The Penguins have slowed. They should long since be trapping, then counterattacking with numbers off turnovers. Using their speed selectively. Trap in an offensive fashion.
But they won’t. They have no problem being hung with their own rope.
The speed gap between the Penguins and Edmonton when the latter visited last Tuesday was startling, the difference between the Penguins and Rangers only slightly less so.
Neither team is red-hot going into the series. The Rangers have won six of their last 10, the Penguins five.
The Rangers have stars: Shesterkin, wingers Artemi Panarin and Chris Kreider, defenseman Adam Fox and center Mika Zibanejad. They have a better and deeper defensive corps.
But the name-value Penguins will impact this series significantly one way or the other.
Sidney Crosby still is one of hockey’s five best players. He could take over. If the Penguins aren’t evidently a one-line team.
That’s where Evgeni Malkin comes in. Five-on-five, Malkin has been substandard by any metric you can manufacture. If he doesn’t step up in a big way, the Penguins are buzzard meat. It doesn’t matter who’s on his line. No excuses. Only results. Play smarter. Play better.

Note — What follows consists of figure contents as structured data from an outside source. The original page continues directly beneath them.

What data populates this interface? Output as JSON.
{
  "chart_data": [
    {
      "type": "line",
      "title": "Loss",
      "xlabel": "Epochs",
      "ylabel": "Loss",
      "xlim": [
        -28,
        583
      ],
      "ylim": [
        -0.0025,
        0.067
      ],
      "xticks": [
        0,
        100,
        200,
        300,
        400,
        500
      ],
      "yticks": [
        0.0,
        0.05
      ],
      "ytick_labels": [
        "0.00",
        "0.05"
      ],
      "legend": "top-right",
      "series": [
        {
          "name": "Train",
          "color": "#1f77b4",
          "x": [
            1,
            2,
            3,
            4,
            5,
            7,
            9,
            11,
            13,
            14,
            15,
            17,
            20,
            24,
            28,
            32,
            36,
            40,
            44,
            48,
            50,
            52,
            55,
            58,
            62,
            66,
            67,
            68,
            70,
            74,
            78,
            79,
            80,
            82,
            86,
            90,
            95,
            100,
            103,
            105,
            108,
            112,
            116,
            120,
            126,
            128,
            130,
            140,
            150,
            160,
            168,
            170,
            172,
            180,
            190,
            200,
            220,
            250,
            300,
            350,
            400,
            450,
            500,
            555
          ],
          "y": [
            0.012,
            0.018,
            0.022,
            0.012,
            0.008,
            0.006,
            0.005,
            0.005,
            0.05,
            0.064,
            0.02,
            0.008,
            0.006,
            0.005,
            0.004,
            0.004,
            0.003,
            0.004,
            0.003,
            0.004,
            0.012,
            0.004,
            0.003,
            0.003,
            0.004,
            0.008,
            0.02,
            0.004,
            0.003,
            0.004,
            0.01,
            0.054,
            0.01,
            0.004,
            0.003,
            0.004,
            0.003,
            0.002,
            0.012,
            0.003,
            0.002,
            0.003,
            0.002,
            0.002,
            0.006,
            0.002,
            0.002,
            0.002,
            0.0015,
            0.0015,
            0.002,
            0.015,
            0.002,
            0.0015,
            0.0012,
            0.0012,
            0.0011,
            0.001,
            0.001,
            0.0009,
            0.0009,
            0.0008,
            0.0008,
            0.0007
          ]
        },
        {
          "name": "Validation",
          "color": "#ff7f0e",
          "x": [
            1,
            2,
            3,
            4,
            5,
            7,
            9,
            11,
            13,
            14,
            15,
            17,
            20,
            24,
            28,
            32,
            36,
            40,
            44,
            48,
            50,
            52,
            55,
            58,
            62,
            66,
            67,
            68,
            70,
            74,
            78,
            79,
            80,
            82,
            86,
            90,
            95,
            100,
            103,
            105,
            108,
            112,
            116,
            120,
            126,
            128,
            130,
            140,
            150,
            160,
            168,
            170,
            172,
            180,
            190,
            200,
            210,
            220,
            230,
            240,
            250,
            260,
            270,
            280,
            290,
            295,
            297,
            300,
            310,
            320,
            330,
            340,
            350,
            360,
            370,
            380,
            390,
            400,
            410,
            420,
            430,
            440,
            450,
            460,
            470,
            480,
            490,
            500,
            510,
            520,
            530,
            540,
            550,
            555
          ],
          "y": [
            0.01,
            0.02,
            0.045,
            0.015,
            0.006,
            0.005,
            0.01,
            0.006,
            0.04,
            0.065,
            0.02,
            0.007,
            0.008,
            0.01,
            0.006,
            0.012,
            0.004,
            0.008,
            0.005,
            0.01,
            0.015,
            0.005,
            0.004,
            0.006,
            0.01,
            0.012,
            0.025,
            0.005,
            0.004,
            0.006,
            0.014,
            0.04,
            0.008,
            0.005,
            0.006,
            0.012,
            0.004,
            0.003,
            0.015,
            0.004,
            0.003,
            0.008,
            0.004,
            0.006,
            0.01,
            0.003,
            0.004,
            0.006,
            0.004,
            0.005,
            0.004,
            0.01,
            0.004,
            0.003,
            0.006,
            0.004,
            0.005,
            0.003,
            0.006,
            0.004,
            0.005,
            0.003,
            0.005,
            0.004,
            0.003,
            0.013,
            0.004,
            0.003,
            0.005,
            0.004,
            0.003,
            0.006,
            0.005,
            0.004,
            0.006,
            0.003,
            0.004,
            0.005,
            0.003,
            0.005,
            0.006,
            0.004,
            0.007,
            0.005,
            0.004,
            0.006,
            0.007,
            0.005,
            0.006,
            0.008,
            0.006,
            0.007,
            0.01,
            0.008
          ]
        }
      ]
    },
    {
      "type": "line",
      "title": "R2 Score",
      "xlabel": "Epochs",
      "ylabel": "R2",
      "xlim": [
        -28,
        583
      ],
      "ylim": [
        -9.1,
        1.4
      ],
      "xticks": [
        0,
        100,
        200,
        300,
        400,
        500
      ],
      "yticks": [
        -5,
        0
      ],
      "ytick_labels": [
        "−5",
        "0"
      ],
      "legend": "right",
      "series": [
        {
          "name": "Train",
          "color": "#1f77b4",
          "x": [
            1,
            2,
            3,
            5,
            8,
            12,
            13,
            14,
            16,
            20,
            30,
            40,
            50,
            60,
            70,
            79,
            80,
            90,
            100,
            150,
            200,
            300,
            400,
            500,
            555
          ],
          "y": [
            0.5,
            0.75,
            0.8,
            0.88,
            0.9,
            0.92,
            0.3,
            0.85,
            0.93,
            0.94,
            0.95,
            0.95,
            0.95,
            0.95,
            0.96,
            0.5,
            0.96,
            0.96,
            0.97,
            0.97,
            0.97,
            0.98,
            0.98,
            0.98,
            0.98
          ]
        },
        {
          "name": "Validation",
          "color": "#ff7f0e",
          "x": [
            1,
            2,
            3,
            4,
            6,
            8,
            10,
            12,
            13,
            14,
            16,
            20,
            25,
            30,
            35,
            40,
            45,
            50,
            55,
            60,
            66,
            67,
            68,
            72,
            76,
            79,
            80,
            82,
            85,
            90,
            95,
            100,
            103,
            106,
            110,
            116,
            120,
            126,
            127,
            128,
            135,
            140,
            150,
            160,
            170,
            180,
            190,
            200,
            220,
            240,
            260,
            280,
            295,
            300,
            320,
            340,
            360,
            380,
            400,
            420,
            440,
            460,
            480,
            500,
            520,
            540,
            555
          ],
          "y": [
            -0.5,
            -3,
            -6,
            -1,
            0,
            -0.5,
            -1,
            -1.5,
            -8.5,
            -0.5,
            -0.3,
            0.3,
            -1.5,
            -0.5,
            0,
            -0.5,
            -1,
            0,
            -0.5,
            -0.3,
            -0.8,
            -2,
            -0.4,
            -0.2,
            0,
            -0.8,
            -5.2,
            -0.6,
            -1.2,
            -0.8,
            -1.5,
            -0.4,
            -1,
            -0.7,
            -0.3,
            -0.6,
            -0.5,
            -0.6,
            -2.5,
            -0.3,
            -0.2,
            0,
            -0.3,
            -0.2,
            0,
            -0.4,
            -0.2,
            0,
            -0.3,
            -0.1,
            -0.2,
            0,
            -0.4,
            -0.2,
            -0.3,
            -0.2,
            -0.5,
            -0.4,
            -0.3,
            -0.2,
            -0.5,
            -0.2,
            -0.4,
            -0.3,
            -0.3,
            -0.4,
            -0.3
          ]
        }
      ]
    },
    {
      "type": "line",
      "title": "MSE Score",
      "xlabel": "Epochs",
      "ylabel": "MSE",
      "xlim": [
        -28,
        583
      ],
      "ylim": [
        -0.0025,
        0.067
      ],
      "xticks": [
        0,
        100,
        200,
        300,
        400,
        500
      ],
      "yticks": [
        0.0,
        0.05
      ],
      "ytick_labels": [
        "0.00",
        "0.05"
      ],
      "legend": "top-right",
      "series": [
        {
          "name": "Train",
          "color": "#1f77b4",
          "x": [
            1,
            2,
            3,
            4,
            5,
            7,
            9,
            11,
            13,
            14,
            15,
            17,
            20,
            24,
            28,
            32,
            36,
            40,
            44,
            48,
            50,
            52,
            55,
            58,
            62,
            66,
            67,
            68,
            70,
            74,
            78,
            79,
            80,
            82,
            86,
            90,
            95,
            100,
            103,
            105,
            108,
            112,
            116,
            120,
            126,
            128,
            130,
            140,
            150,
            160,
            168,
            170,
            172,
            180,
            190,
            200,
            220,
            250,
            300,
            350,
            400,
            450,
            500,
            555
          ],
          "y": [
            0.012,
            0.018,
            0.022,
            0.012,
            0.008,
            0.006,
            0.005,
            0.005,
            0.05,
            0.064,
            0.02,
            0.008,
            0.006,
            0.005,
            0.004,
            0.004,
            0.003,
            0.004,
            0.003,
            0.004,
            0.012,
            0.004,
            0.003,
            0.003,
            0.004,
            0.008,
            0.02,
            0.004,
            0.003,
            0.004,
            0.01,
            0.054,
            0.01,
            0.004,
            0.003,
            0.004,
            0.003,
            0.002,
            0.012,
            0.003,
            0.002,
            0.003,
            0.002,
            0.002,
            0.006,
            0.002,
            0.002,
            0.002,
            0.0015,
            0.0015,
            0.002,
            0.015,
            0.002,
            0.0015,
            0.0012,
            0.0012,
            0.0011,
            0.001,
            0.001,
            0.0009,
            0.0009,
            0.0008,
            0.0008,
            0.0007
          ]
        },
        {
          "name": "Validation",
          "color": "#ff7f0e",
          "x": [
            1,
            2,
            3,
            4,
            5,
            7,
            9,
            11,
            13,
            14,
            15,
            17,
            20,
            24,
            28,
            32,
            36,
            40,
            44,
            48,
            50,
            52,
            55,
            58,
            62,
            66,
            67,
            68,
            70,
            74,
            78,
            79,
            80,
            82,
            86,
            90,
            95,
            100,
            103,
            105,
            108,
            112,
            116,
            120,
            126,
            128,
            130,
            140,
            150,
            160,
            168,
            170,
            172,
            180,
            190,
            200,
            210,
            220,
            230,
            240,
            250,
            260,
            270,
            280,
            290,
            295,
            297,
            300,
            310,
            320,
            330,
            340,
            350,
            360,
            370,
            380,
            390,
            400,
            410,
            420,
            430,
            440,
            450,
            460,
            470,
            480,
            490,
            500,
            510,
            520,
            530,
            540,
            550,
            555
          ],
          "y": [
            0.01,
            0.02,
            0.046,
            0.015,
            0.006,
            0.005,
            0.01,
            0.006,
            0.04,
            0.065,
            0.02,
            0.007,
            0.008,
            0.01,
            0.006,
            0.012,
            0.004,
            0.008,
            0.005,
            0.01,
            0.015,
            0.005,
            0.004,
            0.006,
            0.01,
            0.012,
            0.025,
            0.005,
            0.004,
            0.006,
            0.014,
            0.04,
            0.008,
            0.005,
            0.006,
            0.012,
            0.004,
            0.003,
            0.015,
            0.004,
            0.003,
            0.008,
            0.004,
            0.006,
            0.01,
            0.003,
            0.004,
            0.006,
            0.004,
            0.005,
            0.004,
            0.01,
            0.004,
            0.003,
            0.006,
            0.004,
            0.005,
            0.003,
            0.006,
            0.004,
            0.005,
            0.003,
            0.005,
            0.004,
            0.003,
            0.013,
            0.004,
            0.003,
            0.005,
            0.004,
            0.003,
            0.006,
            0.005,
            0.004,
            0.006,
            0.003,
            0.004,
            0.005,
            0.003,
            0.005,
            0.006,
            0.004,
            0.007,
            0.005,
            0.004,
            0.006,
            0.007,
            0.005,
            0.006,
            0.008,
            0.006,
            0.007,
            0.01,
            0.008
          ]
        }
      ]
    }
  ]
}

Kris Letang will play close to 30 minutes per game. That’s not unusual. But he’s the only Penguins defenseman who can compete physically with Kreider, who stands 6-foot-3 and weighs 223 pounds. Coach Mike Sullivan has to seek that matchup. Letang has to win it.
Sullivan isn’t one to micromanage, preferring to let talent tell. But these current Penguins don’t have enough talent. The Rangers stifled them during the regular season. Sullivan needs to find a method to squeeze out wins, even if it goes against his grain.
The importance of Game 1 is overemphasized in any series. In this series, it can’t be.
If the Penguins don’t immediately prove they can play with the Rangers and DeSmith doesn’t immediately prove he can play in the playoffs, this series won’t be competitive. The regular-season games mostly weren’t.
Lose Game 1, the series might not go six. Lose Game 1 convincingly, it could be a sweep.